Proof of Concept

What Has Been Completed

The Proof of Concept software has been developed rather well so far, which shows our good progress as a team, and eliminates several of the risks we have identified.

The working functional components so far are:

  • Organisations can set the core geographical information for their buildings
  • Organisations can upload floor plan images for any number of floors, and generate the navigation graph manually
  • A first building's navigation graph has been stored in Firebase and modifications to it are stored persistently
  • Users can find the way to a room from another room in the same building, possibly on a different floor

As mentioned above, our main priority so far has been to complete features related to manual graph creation. The user interface for this functionality has also been kept simple with no extravagant features and a very limited backend so as to keep it easy to operate and fit for the purpose. More advanced interfaces can easily be added in the future, the more challenging functionality to implement is the automatic graph creation.

Problems During Development

During the AtRoom development so far, we have faced and dealt with several issues, ranging from a few basic bugs to the natural problems that occur when learning new frameworks and modern web development tools. We also foresaw the issue of using a Single-Page Application with Create React App, which is why we switched to Next.js which is a full stack React framework with support for different data fetching strategies.

In attempts to automatically generate a navigation graph for our pathfinding algorithm, we have encountered many issues regarding machine vision.
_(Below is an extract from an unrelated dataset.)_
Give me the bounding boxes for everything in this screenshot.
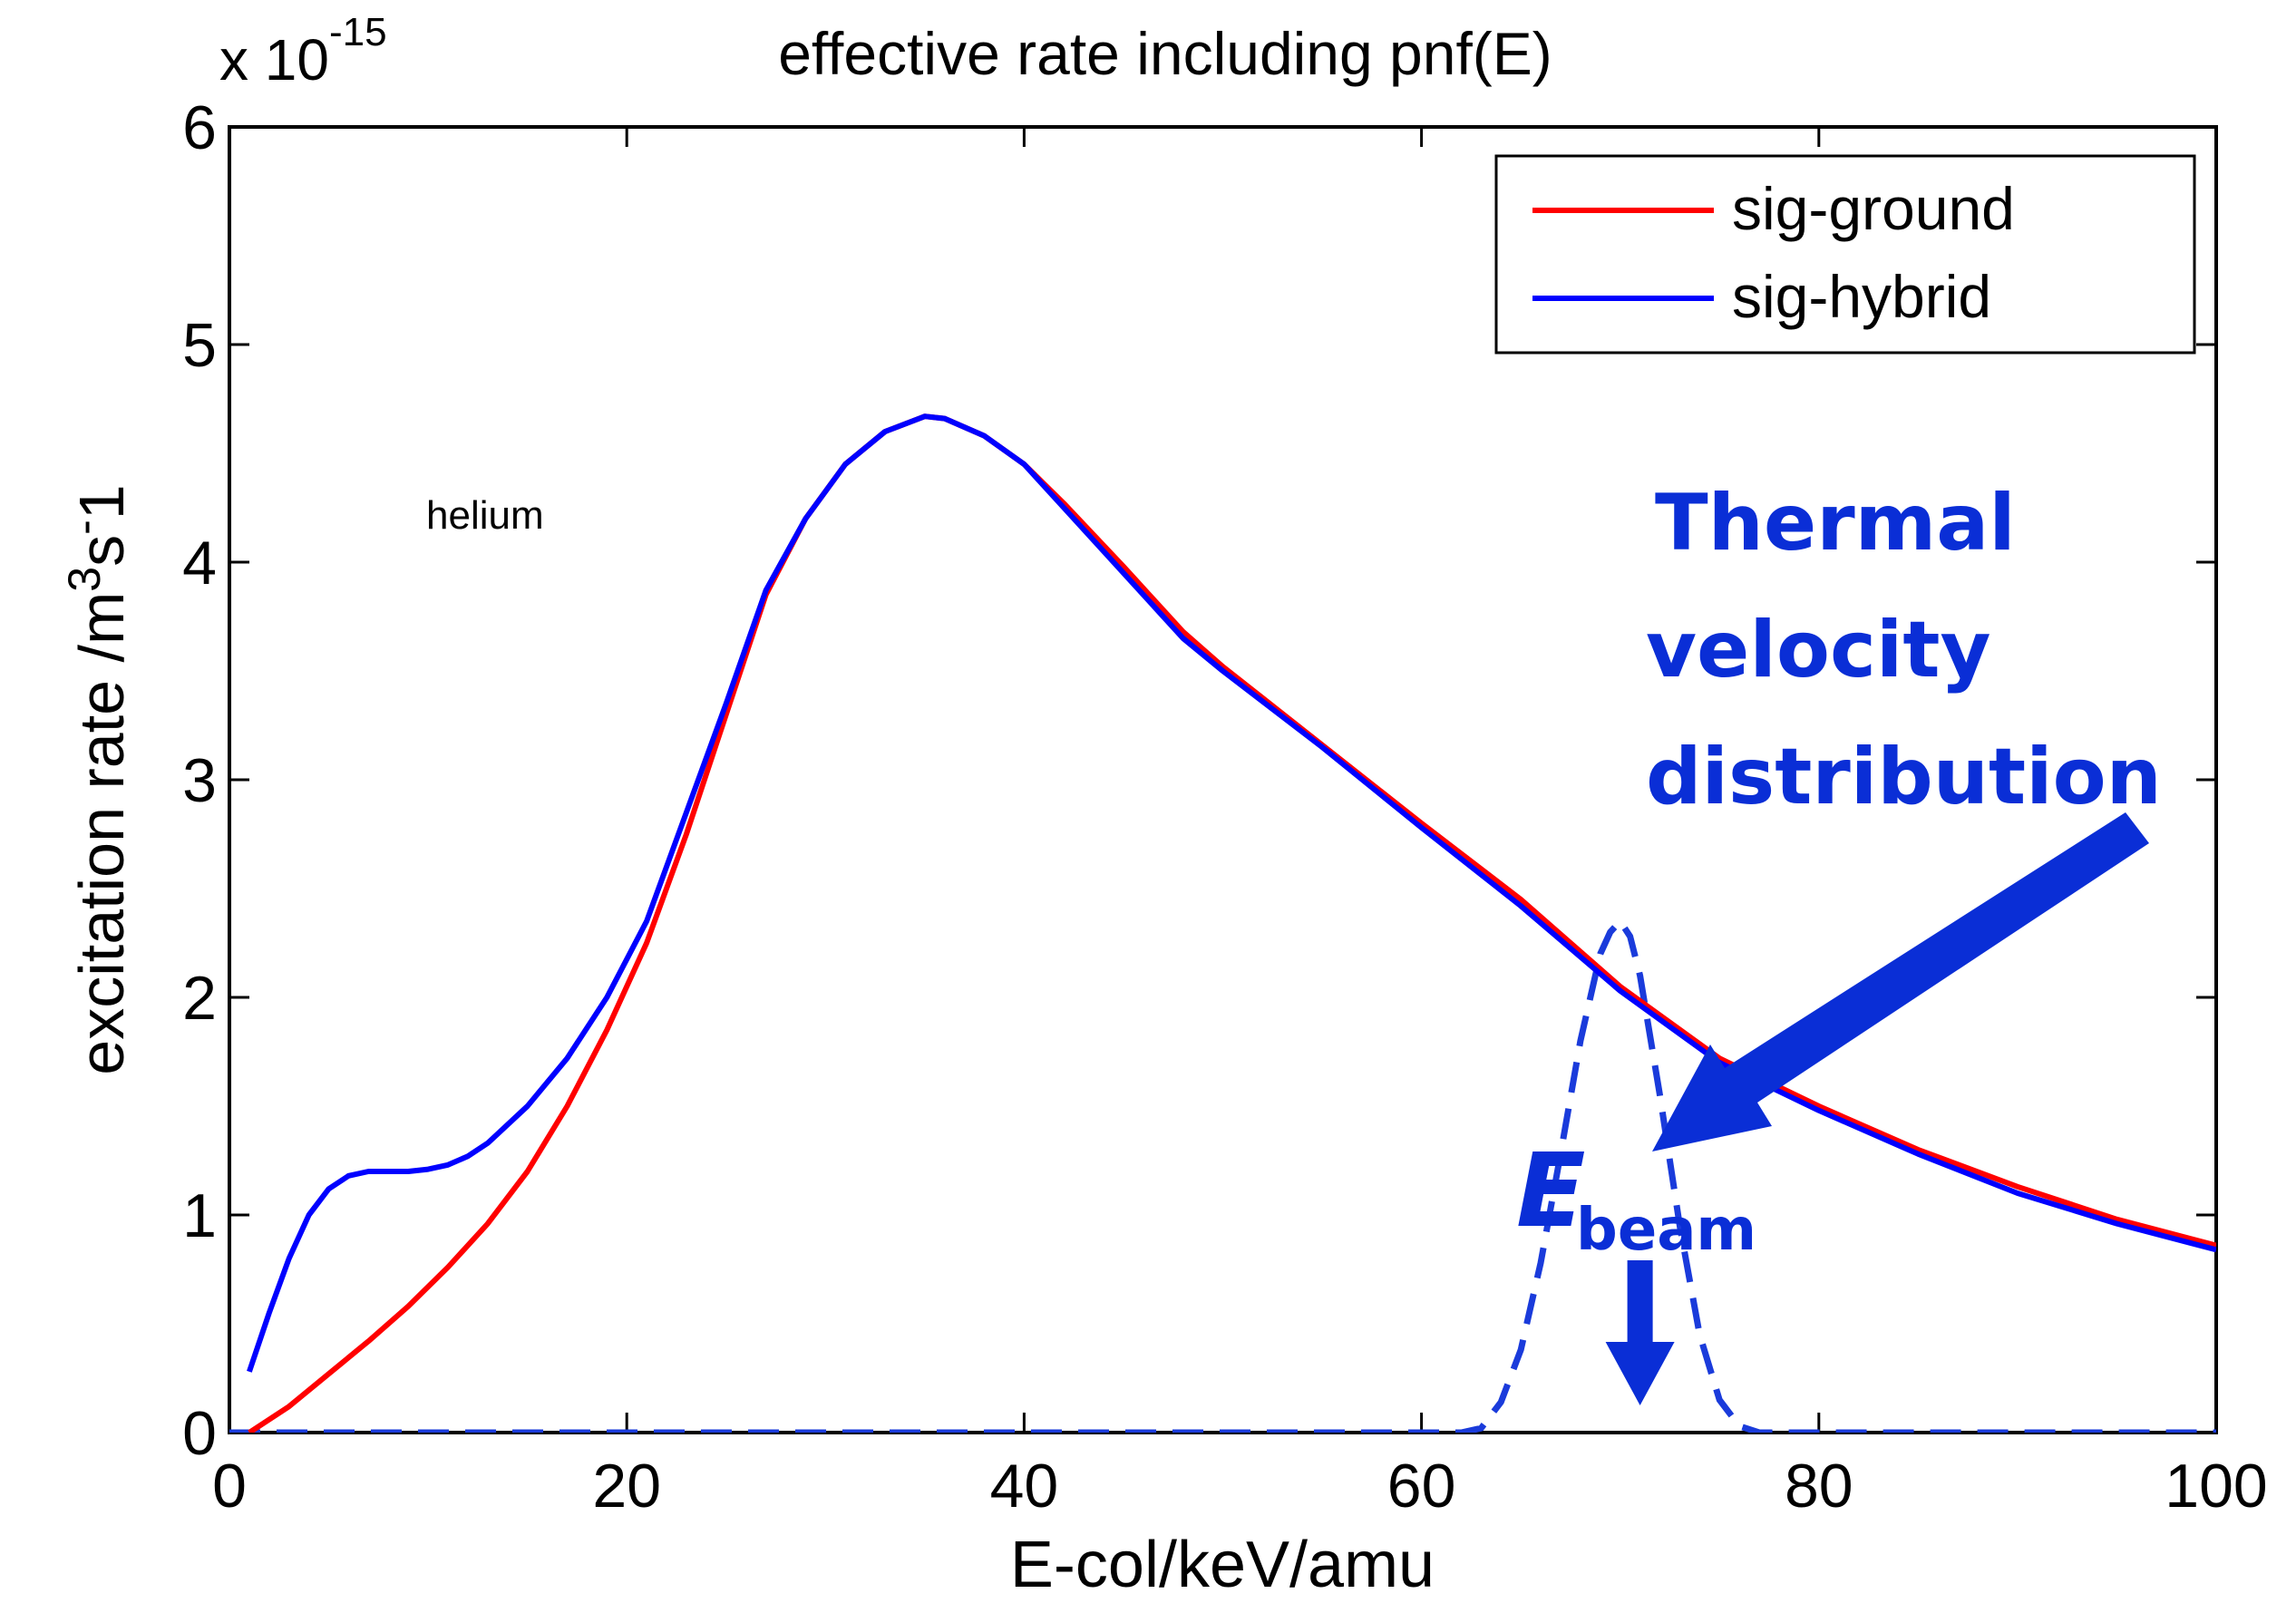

We are currently attempting to use artificial intelligence and computer vision to detect doors, rooms, and junctions, but have not yet been able to successfully train a suitable model. Machine vision is a new concept to everyone in our group and there is a large learning curve when it comes to something so complex.
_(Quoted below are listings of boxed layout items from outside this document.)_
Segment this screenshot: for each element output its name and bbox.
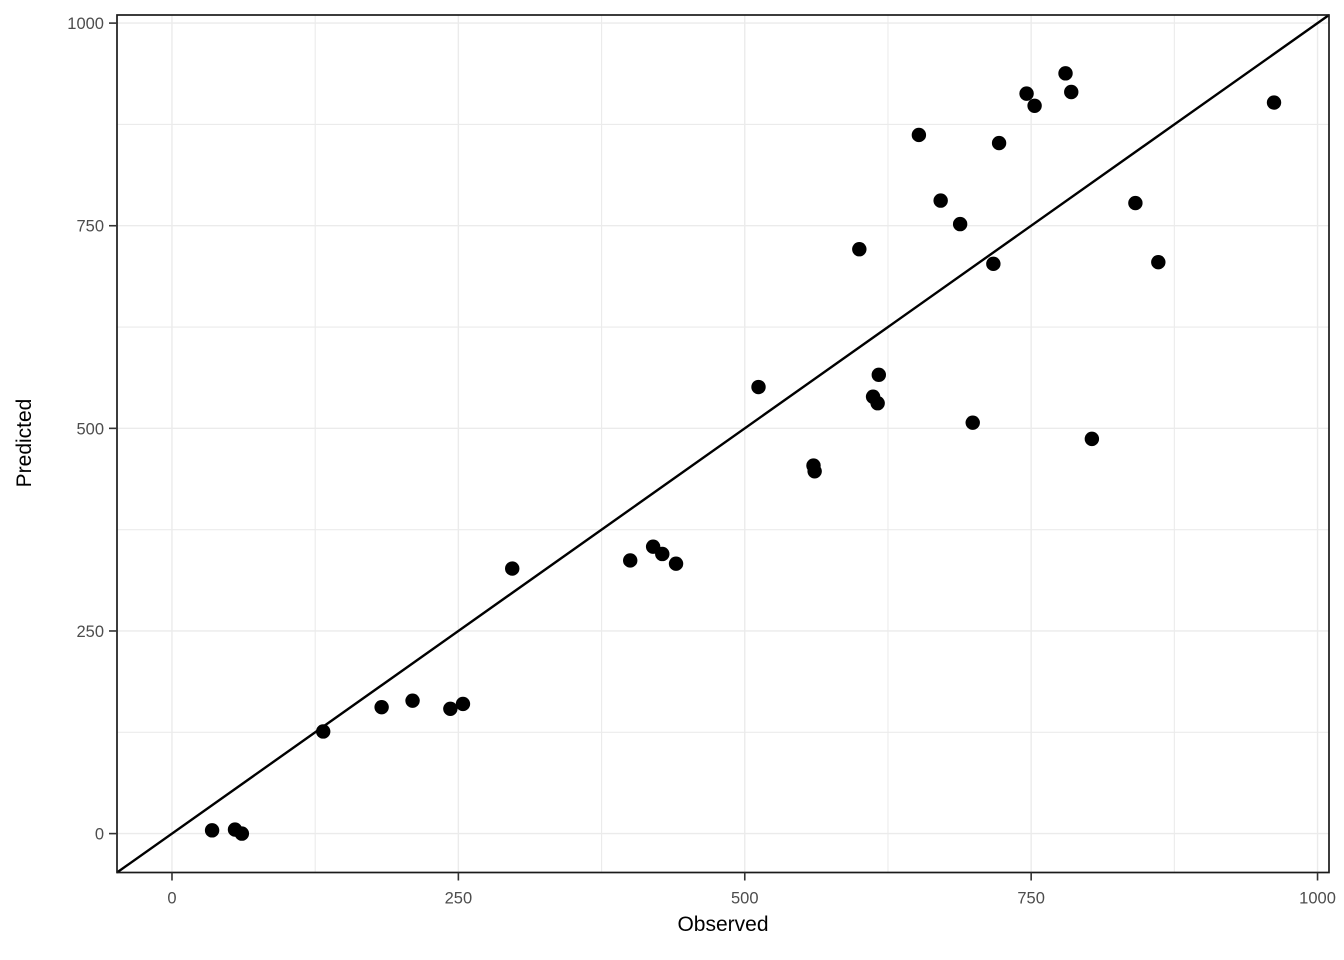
data-point	[870, 396, 885, 411]
data-point	[807, 464, 822, 479]
data-point	[1128, 195, 1143, 211]
data-point	[871, 367, 886, 383]
data-point	[623, 553, 638, 568]
data-point	[204, 823, 220, 838]
data-point	[751, 379, 766, 395]
y-tick-label: 500	[76, 420, 104, 438]
data-point	[852, 242, 867, 257]
data-point	[1027, 98, 1042, 113]
y-tick-label: 1000	[67, 15, 104, 33]
y-tick-label: 750	[76, 218, 104, 236]
data-point	[316, 724, 331, 739]
data-point	[505, 561, 520, 576]
x-tick-label: 0	[167, 890, 176, 908]
x-tick-label: 1000	[1299, 890, 1336, 908]
x-tick-label: 500	[731, 890, 759, 908]
data-point	[655, 546, 670, 562]
data-point	[952, 216, 968, 232]
data-point	[933, 193, 948, 208]
data-point	[443, 701, 458, 716]
data-point	[405, 693, 420, 708]
x-tick-label: 750	[1017, 890, 1045, 908]
data-point	[991, 135, 1007, 151]
data-point	[1266, 95, 1282, 110]
panel-border	[116, 14, 1330, 874]
data-point	[668, 556, 684, 571]
data-point	[1064, 84, 1079, 100]
data-point	[1019, 86, 1034, 101]
x-axis-title: Observed	[677, 913, 768, 936]
data-point	[911, 127, 927, 143]
x-tick-label: 250	[445, 890, 473, 908]
y-tick-label: 0	[95, 826, 104, 844]
data-point	[374, 699, 389, 715]
data-point	[455, 696, 471, 712]
data-point	[1084, 431, 1100, 447]
data-point	[1151, 254, 1166, 270]
data-point	[965, 415, 980, 430]
y-tick-label: 250	[76, 623, 104, 641]
data-point	[1058, 66, 1073, 81]
data-point	[986, 256, 1001, 272]
data-point	[234, 826, 250, 841]
y-axis-title: Predicted	[13, 399, 36, 488]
In the beginning of development, it was difficult to tie down the scope of our project as our team is very enthusiastic. Despite this we are also very focused, and we are excellent at making realistic yet ambitious decisions together as a team. The diversity in knowledge and point of view greatly contributed to this. With this diversity also came the advantage of learning from one another. We often used pair programming on higher level tasks, so that someone who already had experience with the subject could help someone else learn, which led to our team being overall more productive and everyone having a more comprehensive understanding of the project.

Next Steps

Currently, the graphs that our pathfinding algorithm uses are generated and edited manually by either a client administrator or a member from our organisation. We are currently working towards an automated graph generation system using machine vision that will detect rooms, doors, junctions and possibly other points of interest. We have already started in-depth research into this and made attempts with some rudimentary prototypes. We will need to do further prototypes to decide on which machine vision library we will use. For this, we will also use machine vision to normalise and remove unnecessary information from the floor plans, which would consist of removing text and other aspects that are irrelevant for the navigation graph creation. Our research and experiments to date have shown that this will make the graph generation faster and more accurate.

To make a distinction between users who can view the map and use the navigation system and the administrators who can create and edit floor plan images and the pathfinding graph, we are going to create a login system that will provide users with the appropriate access level. In addition to this, the website will have a different layout for administrators and normal users. This is due to the fact that administrators will need access to a lot more tools, whereas normal users will have a very simple and minimalist interface for navigation.

The pathfinding algorithm we have implemented works very well. We are currently using A*, but so far, we have only worked on pathfinding within one building. We plan to extend this to finding paths between buildings, too. We have a range of ideas as to how we will implement this, and we are currently looking to use the Google maps pathfinding API but have considered alternatives such as OpenStreetMap.